Grant dodged through traffic to the covered sidewalk in front of The Little Bear. He was welcomed home by a pretty discouraging, greasy blast of hot, beefalo burger barbecue smog, blown down from the kitchen vents by a swirling breeze, but he did not go inside. Through the open door he could hear what he worried was a B-side Nitty Gritty Dirt Band song, and he thought he saw, in the saloon gloom, a few familiar faces sucking the early beer and arguing about anything. He had not thought about The Little Bear during his one year, eight months, and twenty-seven days away. He hadn’t thought about Evergreen at all, one way or the other.
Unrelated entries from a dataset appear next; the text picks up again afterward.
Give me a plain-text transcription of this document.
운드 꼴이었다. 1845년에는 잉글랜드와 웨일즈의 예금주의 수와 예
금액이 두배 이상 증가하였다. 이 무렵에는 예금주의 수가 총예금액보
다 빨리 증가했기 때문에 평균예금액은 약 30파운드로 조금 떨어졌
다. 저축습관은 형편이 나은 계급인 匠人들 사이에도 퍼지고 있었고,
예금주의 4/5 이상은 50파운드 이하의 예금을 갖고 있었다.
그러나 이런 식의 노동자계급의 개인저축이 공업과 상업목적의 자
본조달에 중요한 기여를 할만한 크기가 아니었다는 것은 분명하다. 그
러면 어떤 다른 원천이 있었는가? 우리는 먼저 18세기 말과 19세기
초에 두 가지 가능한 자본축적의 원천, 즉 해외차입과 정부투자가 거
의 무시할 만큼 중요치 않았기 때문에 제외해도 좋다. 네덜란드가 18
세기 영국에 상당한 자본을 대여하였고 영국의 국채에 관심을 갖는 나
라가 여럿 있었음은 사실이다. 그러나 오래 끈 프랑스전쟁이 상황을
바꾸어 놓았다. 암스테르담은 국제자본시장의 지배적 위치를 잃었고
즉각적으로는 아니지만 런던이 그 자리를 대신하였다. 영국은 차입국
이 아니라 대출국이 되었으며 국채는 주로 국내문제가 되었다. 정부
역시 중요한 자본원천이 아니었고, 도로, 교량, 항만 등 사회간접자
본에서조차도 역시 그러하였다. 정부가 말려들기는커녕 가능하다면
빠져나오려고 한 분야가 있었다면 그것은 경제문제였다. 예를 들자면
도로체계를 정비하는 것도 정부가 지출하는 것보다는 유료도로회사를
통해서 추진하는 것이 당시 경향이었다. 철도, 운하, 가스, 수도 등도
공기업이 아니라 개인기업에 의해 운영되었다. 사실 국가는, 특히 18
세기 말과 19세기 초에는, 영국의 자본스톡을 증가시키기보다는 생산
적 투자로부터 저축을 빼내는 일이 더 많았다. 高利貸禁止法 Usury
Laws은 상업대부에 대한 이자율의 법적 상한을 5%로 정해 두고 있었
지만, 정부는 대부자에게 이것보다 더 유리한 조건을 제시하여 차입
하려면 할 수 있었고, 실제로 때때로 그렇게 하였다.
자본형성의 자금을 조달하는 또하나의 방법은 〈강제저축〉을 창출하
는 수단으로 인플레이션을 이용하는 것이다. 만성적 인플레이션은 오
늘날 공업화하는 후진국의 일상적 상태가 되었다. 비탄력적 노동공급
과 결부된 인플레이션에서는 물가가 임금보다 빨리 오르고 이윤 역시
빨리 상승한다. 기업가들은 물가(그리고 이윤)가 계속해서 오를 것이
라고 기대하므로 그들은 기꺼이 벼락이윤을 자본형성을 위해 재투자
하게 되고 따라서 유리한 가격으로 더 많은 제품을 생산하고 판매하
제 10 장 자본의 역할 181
It was not in the chemistry of Grant’s genome to dwell on the past or in the past; his was always forward movement, and not so much purposeful or deliberate as inevitable, like the tornado on the horizon or the drunk driver crossing into your lane. Forward, in this case, meant uphill, skirting the highway, through the new retail development designed to cater to the continuous growth of the commuter population; Evergreen had begun as a logging camp, and then a trading post so that miners from Idaho Springs and Bailey could save three days and avoid a trip to Denver or Golden. For the first half of the twentieth century, it thrived as a tourist town with cabins for rent and a man-made lake and a number of swank alpine hotel resorts. But the interstate that cut through the Front Range to the north opened up the entire area to Denver developers looking for prime mountain acreage on which to build the kind of quarter-acre-of-heaven Colorado exurbs that Denver yuppies and rednecks and ex-hippies all craved after a few years in what Lee liked to call “Omaha with a Mountain View.”